We call it hyper-partisanship, polarization, balkanization. But those are SAT words, polysyllabic expressions that make abstract what they describe. So let us face what you embody and call it by name. It is hatred. And it is contempt.
It’s not just you. It’s Arkansas state legislator Nate Bell tweeting, “I wonder how many Boston liberals spent the night cowering in their homes wishing they had an AR-15 with a hi-capacity magazine?” as the hunt for bombers closed that city down.
Before that, it was that man in Florida who committed suicide because Barack Obama was re-elected. And so-called “patriots” in the woods plotting against the government. And a sign promising death to the First Lady and her “two stupid kids.” It’s the true state of the union, the America we have come to be.
Yes, I know. Bill Maher once called Sarah Palin a crude and sexist name. Shame on that smarmy little man. But no, that does not suggest an equivalence of hatred and contempt. In volume, vociferousness and pure venom, Maher and the handful of other left-wing pundits who mistake name-calling for argument and coarseness for wit have nothing on the army of Hannitys, Coulters, Savages, Santorums, Limbaughs, Palins, Bachmanns, Malkins, Nugents, Trumps and Becks trolling the sewers of American disunion.

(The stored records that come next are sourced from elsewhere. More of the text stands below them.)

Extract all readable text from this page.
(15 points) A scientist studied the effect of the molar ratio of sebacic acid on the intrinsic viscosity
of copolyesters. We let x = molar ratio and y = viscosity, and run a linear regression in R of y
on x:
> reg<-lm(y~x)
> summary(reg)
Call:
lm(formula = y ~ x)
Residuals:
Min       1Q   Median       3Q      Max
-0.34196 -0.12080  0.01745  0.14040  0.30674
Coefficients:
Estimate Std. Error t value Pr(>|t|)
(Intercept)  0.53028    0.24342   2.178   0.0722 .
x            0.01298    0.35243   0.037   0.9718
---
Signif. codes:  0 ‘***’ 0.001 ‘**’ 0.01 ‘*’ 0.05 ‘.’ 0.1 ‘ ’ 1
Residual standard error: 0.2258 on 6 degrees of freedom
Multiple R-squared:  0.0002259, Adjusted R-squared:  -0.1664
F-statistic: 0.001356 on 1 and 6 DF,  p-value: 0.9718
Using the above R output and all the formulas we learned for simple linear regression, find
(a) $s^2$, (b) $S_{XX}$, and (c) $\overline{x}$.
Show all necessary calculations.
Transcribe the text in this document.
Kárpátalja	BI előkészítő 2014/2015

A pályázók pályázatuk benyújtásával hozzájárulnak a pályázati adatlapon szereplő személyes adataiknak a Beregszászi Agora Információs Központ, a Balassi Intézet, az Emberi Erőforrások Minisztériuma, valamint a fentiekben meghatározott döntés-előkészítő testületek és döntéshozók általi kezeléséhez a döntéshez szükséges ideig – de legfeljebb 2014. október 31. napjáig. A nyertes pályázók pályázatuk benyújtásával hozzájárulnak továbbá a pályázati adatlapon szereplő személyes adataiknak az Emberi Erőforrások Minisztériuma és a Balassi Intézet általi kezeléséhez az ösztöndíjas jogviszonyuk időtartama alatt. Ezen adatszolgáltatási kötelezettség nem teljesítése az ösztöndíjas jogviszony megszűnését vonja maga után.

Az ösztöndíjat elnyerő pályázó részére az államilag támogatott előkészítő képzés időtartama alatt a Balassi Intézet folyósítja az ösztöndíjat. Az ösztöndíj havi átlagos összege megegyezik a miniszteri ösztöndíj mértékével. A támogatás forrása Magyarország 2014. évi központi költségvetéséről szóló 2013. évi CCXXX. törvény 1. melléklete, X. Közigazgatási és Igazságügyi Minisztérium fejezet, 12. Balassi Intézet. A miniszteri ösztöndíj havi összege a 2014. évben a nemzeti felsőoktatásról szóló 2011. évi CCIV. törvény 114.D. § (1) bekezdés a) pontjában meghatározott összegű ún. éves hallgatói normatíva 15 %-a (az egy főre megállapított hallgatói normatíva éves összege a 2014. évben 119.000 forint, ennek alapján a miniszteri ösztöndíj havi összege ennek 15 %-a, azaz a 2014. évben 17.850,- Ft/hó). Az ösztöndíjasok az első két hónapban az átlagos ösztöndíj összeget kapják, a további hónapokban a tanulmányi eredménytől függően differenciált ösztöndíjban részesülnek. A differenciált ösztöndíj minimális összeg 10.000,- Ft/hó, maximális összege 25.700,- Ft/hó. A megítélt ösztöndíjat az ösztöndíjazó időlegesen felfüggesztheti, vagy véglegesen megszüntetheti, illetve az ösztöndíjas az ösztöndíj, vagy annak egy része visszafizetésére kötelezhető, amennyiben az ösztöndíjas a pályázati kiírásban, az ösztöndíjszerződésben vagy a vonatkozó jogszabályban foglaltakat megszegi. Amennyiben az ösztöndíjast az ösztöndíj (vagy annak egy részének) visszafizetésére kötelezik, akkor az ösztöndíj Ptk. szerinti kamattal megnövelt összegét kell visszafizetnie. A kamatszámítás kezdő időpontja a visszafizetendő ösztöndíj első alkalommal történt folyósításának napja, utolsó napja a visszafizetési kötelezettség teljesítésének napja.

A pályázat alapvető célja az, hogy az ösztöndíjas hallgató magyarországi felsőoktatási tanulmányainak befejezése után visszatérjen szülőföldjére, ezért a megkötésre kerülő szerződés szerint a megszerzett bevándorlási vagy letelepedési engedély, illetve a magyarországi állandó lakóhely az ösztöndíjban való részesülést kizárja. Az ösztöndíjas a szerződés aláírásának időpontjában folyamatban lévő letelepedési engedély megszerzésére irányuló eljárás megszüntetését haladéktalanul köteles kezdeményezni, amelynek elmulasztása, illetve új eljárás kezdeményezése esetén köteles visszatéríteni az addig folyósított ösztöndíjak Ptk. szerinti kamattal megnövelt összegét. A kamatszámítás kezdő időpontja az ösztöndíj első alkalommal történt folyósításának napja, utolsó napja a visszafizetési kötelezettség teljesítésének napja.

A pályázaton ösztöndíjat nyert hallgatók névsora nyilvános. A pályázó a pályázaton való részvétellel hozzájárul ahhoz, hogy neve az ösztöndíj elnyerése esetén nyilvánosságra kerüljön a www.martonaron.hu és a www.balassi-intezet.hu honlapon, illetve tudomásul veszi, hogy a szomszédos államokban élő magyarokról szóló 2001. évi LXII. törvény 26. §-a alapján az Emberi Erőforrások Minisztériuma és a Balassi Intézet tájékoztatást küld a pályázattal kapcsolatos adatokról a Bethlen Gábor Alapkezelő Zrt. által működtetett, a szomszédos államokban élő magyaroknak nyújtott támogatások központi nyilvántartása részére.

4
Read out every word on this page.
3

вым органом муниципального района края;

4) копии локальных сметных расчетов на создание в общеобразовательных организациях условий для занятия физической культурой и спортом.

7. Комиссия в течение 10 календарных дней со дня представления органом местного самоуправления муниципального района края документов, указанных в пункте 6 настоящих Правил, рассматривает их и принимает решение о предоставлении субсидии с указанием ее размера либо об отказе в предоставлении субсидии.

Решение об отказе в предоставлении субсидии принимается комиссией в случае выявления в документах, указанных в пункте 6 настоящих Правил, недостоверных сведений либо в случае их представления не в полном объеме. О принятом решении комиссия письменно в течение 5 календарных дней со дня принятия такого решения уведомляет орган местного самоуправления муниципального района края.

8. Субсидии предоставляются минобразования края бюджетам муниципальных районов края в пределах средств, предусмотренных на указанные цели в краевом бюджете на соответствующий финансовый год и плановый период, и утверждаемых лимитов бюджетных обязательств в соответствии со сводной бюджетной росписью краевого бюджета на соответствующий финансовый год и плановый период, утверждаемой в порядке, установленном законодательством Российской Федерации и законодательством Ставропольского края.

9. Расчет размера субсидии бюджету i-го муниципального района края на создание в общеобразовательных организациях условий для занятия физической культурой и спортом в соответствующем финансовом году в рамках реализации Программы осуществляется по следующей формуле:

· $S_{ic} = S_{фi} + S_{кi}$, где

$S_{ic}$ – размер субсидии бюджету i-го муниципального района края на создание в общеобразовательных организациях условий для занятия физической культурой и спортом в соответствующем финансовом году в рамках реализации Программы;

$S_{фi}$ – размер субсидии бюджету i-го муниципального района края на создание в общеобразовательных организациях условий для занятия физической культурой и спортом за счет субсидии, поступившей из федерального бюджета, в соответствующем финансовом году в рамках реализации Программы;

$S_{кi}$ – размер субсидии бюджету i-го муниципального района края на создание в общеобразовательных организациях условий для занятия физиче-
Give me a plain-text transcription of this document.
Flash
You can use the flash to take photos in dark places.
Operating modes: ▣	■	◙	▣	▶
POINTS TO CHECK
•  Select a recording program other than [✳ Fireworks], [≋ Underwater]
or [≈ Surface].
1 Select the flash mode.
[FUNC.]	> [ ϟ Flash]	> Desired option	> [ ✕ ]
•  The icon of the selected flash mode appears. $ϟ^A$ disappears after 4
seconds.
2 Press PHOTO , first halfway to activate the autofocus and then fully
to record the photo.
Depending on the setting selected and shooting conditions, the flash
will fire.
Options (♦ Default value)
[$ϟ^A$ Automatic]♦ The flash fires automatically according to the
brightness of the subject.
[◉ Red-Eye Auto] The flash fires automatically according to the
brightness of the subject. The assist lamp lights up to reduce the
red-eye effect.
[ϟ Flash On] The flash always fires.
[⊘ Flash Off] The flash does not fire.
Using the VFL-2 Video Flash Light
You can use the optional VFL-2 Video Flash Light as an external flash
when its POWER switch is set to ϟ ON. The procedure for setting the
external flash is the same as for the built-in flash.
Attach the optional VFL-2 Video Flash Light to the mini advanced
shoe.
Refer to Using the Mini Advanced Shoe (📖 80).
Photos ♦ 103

Now, to them, we add you, my nameless countryman, advocating for war. War.
And I am struck by the fact that I am not struck by the fact. Even this is just business as usual now.
A nation is more than common geography. It is also common values, a common way of looking at the world — not that everyone agrees on everything always, but that we are at least tethered by similar understanding of who we are and what that means.
It is that test this country fails now with regularity. We can’t even agree on who we are anymore, so swamped are we by the rage red holds for blue.
The road to Civil War began 153 years ago as Southern states, led by South Carolina, passed ordinances of secession from the Union. But, as a nation is more than just geography, so, too, is secession therefrom. The act represents a tearing away that is as much spiritual and emotional as it is geographic. Maybe even more.
So if the likes of you and Mr. Bell are right, if it is really beyond us now even to stand shoulder to shoulder with stricken fellow citizens, then we have lost more than bombs could ever destroy. And secession has already occurred.